I have to show that
$(1-\frac{t^2}{2r}+O(r^{-\frac{3}{2}}))^{-r}\rightarrow e^{\frac{t^2}{2}}$ as $r\rightarrow\infty$
I have expanded the given expression like below:
$(1-\frac{t^2}{2r}+O(r^{-\frac{3}{2}}))^{-r}$
$= (1-\frac{t^2}{2r})^{-r} - rO(r^{-\frac{3}{2}})(1-\frac{t^2}{2r})^{-r-1} + \binom{r+1}{2}(O(r^{-\frac{3}{2}}))^2(1-\frac{t^2}{2r})^{-r-2}-...$
As $r\rightarrow\infty$,
$(1-\frac{t^2}{2r})^{-r}\rightarrow e^{\frac{t^2}{2}}$
$rO(r^{-\frac{3}{2}})\rightarrow 0$, $\binom{r+1}{2}(O(r^{-\frac{3}{2}}))^2\rightarrow 0$ etc.

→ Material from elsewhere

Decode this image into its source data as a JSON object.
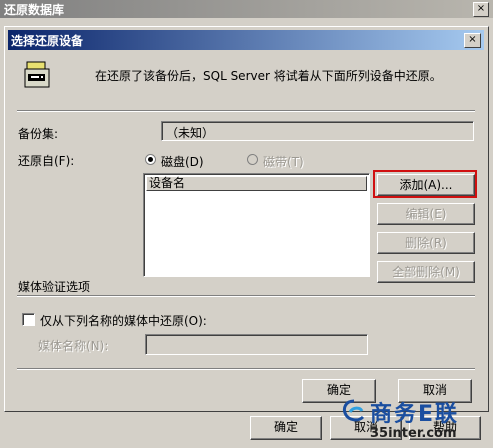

But what about the terms $(1-\frac{t^2}{2r})^k, k=-r-1, -r-2,....$
How can I say that they tend to a finite value? Can I say they are finite because $(1-\frac{t^2}{2r})^{-r}$ tends to a finite value(i.e. $e^{\frac{t^2}{2}}$)?